Katacyber.com | Banda Aceh – Pengurus Komisariat Pergerakan Mahasiswa Islam Indonesia (PK PMII) UIN Ar-Raniry mengecam tindakan represif pasukan pengamanan presiden (Paspampres) terhadap tiga kader PMII saat aksi unjuk rasa di Blitar dalam kunjungan kerja Wakil Presiden Gibran Rakabuming Raka. Minggu, (22/06/2025)
Ketua Umum PK PMII UIN Ar-Raniry, Sahabat Muhammad Ikram, menilai tindakan aparat pengamanan terhadap kader yang menyampaikan aspirasi merupakan bentuk pelanggaran terhadap kebebasan berekspresi yang dijamin konstitusi.
“Perlakuan represif itu tidak pantas dilakukan kepada kader kami yang hanya menyampaikan kritik kepada Wakil Presiden. Seharusnya ruang demokrasi dijaga, bukan dibungkam,” tegas Ikram.
Sementara itu, Ketua Bidang Kaderisasi dan Pemberdayaan PMII UIN Ar-Raniry, Sahabat Muhammad Afif Irvandi El Tahiry, menilai pemerintah seharusnya terbuka terhadap kritik sebagai bentuk kasih sayang rakyat terhadap pemimpinnya, bukan justru bersikap baper dan represif.
“Tidak boleh ada pembungkaman di negara demokrasi. Kritik itu bentuk cinta rakyat terhadap pemimpin, untuk perbaikan bersama,” ujarnya.
Sosok yang akrab disapa Sahabat Abon itu juga menegaskan bahwa aksi tiga kader PMII di Blitar bukanlah ajakan pemakzulan, melainkan pengingat terhadap bahaya politik dinasti yang dinilai mengancam demokrasi.
“Yang dilakukan mereka adalah amanat rakyat, bukan makar. Kenapa justru dibalas dengan tindakan represif? Ini sungguh mencederai logika demokrasi,” ujarnya dengan nada heran.
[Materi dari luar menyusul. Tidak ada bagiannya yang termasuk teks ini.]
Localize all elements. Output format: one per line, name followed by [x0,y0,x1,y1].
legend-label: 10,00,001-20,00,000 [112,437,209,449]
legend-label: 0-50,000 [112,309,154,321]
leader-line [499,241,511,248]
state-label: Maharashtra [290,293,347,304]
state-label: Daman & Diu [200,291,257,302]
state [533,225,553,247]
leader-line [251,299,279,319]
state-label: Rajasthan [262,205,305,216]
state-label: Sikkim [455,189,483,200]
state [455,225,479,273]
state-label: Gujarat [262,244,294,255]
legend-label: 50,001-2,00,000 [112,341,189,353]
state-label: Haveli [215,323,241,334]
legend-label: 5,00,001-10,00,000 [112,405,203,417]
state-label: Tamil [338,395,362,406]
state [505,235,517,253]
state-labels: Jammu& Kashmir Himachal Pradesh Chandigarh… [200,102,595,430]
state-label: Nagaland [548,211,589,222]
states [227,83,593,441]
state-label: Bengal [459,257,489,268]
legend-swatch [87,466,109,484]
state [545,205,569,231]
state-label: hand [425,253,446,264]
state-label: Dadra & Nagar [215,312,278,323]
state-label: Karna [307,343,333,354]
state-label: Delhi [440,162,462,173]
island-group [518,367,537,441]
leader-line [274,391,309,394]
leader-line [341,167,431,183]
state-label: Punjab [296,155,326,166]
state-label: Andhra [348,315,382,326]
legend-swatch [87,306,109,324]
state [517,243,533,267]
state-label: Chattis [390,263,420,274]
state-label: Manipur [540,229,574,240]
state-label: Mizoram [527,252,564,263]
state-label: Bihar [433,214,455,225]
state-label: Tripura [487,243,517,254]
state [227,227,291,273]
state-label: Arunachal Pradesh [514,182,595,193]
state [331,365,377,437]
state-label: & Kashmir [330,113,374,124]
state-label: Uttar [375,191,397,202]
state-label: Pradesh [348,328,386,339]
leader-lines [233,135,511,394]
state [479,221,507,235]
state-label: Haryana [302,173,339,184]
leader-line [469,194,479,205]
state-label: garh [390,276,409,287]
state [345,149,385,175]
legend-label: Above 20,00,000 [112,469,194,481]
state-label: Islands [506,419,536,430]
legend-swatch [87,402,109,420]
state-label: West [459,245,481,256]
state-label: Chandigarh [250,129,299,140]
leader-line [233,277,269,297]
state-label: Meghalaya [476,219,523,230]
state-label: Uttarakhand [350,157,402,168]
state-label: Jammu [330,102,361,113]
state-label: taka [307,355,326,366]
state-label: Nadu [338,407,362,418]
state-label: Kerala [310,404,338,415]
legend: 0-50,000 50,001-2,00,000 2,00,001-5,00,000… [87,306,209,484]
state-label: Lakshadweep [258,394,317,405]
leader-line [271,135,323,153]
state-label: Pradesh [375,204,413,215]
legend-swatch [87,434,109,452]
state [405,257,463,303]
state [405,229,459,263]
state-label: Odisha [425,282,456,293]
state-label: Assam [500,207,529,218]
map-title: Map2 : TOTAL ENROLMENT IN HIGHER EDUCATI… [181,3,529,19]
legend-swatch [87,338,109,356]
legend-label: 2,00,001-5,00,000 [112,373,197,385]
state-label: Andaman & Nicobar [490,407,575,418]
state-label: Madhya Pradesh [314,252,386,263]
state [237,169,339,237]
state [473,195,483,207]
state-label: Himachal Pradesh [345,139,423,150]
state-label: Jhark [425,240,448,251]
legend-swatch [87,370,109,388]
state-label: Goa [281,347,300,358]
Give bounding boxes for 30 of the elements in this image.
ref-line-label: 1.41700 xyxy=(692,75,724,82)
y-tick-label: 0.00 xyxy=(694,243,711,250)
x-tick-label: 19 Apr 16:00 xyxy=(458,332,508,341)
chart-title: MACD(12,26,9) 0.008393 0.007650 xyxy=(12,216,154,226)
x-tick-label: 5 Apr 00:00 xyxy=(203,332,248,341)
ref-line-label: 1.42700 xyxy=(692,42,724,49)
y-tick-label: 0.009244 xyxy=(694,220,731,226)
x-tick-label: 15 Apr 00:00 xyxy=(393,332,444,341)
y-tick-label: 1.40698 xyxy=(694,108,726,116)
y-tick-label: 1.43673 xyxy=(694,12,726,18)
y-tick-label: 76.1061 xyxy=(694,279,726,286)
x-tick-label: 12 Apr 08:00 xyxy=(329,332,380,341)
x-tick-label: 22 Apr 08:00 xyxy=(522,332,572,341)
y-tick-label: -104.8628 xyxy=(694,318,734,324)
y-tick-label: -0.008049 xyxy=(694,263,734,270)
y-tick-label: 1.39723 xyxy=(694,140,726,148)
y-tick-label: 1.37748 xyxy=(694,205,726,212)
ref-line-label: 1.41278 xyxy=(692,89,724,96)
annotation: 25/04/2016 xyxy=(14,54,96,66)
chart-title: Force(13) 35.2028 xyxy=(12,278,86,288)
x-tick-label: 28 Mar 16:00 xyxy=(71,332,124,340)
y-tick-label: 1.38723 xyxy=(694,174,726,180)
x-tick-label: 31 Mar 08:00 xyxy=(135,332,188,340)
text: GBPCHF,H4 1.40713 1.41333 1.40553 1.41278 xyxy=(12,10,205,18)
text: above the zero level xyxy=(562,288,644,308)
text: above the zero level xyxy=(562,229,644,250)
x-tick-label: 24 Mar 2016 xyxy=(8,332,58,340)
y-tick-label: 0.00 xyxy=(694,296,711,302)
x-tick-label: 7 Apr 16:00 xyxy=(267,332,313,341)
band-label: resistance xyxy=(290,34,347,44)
Dalam video yang beredar, ketiga mahasiswa PMII terlihat membentangkan poster saat iring-iringan Wapres Gibran melintas. Spanduk tersebut bertuliskan:
“Dinasti tiada henti”, “Omon-omon 19 juta lapangan kerja”, dan “Semangat terus bualan Mas Wapres Gibran.”
PMII UIN Ar-Raniry menyerukan solidaritas nasional untuk mengawal kasus ini agar ditindak sesuai hukum yang berlaku. Mereka juga menegaskan bahwa Paspampres seharusnya menjadi pelindung masyarakat, bukan pelaku represi terhadap aspirasi.
“Kami berharap kejadian serupa tidak terulang kembali. Kritik bukan ancaman, justru menjadi kekuatan untuk membangun bangsa,” pungkas Sahabat Ikram.